年金は「健康保険」に加入している人は「厚生年金」に「国民健康保険」に加入している人は「国民年金」に入ることになります。もし、あなたが独立して、フリーランス(個人事業主)になった場合は「国民健康保険」と「国民年金」に加入することになるわけです。法人化して社長になれば「健康保険」と「厚生年金」です。
国民年金は「未払い」が問題になっていますが、一方で「民間の保険」に加入して、さらに上乗せして払っている人もいます。民間の年金保険と国が保障している年金保険、どちらがよいかはその人の選択ですが、はっきりと言えるのは、国の年金保険は税金面でお得ということです。社会保険控除で保険料を全額控除することができるからです。民間の年金保険は、生命保険控除の限度額が決まっていますので、税金面で言えばお得とは言えません。

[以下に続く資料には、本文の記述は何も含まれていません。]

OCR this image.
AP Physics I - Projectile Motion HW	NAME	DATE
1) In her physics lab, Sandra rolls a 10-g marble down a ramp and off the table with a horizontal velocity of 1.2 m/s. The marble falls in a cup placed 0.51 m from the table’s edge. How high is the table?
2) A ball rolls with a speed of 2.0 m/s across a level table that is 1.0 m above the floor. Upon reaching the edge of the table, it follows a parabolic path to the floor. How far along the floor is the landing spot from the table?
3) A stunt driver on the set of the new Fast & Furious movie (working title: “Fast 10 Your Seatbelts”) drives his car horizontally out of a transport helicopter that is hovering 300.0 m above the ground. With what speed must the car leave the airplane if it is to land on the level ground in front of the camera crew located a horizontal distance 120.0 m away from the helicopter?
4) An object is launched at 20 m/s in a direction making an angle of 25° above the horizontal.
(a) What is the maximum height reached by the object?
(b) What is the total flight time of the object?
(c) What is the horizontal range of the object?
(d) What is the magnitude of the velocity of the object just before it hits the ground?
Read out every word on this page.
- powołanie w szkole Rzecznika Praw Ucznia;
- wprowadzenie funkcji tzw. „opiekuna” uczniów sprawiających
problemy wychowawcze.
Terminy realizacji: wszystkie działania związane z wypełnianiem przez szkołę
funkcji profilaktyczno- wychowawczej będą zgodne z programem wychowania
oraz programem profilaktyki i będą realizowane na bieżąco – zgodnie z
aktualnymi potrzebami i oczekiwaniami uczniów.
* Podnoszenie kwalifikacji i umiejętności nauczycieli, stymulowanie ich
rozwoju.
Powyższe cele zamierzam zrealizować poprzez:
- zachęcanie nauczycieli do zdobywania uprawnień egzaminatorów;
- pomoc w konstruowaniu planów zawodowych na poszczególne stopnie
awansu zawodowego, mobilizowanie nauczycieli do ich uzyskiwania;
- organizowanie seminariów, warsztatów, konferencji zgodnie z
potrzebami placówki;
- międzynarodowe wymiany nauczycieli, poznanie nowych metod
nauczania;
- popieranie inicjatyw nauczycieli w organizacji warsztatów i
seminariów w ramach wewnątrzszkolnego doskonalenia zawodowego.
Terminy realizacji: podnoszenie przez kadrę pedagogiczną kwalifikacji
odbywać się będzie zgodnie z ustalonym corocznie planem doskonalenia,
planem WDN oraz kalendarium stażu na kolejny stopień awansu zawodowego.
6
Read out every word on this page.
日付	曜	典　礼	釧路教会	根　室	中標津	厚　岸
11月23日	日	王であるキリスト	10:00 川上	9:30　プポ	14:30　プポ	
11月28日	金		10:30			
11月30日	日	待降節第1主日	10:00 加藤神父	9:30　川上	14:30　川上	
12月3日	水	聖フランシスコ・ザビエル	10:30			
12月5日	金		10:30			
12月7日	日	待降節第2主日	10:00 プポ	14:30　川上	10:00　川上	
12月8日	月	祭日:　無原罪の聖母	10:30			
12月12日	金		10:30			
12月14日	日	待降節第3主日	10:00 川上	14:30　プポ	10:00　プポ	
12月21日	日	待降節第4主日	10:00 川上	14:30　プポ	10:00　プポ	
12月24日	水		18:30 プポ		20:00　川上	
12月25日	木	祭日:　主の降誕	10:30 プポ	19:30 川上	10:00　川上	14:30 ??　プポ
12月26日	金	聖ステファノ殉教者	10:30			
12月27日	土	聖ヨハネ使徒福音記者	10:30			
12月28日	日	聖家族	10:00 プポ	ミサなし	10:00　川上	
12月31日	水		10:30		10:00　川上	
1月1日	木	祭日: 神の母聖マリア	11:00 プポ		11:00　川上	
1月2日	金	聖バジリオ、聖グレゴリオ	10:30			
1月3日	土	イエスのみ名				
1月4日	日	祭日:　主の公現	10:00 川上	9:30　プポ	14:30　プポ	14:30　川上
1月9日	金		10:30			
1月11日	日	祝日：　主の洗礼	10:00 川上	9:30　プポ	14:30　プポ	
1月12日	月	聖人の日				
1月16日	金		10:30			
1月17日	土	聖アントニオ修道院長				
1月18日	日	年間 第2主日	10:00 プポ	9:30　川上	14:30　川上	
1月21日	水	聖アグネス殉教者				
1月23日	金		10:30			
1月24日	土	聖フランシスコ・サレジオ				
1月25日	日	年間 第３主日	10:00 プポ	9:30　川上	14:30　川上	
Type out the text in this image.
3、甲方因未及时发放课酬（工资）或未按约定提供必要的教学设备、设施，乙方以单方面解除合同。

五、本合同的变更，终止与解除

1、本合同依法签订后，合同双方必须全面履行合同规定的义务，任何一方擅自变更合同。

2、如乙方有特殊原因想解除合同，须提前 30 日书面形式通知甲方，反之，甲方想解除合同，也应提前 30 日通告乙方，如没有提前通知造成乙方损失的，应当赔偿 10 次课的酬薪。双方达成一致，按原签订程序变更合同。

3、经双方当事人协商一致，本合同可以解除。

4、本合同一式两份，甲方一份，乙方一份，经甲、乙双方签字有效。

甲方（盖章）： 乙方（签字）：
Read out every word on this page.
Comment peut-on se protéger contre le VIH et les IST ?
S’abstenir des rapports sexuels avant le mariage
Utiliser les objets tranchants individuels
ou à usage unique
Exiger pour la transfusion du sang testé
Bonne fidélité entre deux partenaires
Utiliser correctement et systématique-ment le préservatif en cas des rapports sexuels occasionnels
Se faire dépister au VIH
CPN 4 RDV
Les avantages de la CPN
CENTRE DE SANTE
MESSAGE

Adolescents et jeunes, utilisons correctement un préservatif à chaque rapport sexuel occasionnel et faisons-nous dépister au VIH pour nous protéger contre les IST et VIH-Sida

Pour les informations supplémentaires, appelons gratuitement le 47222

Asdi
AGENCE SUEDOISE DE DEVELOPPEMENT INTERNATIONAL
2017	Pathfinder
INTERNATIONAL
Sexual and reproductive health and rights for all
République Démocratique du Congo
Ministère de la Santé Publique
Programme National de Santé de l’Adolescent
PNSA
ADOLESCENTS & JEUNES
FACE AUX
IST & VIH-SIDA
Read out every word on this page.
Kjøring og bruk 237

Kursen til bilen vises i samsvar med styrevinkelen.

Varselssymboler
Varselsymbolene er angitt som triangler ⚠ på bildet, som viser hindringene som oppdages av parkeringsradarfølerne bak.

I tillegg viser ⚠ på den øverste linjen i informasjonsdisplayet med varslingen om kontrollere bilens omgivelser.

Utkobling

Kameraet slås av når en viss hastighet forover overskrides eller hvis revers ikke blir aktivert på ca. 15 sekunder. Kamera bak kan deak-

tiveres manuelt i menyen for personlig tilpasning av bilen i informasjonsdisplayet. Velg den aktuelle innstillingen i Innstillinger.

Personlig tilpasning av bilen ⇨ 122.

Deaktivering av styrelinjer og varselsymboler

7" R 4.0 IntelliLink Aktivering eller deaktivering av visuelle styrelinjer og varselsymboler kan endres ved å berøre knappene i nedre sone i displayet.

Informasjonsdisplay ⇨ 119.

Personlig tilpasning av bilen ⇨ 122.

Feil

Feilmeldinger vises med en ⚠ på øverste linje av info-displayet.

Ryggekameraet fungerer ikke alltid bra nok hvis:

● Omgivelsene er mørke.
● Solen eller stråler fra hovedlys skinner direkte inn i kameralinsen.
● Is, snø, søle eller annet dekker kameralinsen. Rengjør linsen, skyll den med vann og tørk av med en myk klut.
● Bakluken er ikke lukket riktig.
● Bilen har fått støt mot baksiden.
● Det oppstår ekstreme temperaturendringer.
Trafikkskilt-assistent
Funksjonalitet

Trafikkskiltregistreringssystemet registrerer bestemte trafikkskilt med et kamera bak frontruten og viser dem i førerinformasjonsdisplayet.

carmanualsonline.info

国民年金の場合には「国民年金基金」をプラスするという選択肢もあります。国民年金基金とは、フリーランスのための2階建て部分、サラリーマンの厚生年金のようなものです。こちらも、掛け金が全額、社会保険料控除の対象となっています。また、掛け金を任意で設定することができるので(変更も可能)、掛け金を柔軟に調整しながら、将来の備えを積み上げていくことができるのです。とは言え、年金が信用できないという方もいらっしゃると思いますので、その辺は個人の判断となると思います。
またフリーランスの場合、退職金がありませんので「小規模企業共済」を利用するとよいでしょう。これはフリーランスのための「退職金積立制度」のようなものです。これも全額「小規模企業共済等掛金控除」として社会保険料控除と同様に控除できます。節税と安心を得るためには、このような仕組みを賢く利用することが大切です。
国民年金の保険料は・・・
1.国民年金の保険料
国民年金第1号被保険者および任意加入被保険者の1カ月当たりの保険料は16,610円です(令和3年度)。
なお、まとめて前払い(前納)すると、割引が適用されるのでおトクです。日本年金機構「国民年金保険料」 より引用
この保険料は「国民健康保険」のように収入で増減するものではありません。また、扶養家族がいれば、成人している人数分だけ支払いが増えます。また、いざ働けなくなった時に「障害年金」を受け取るためにも、国民年金に加入しておく事は大切です。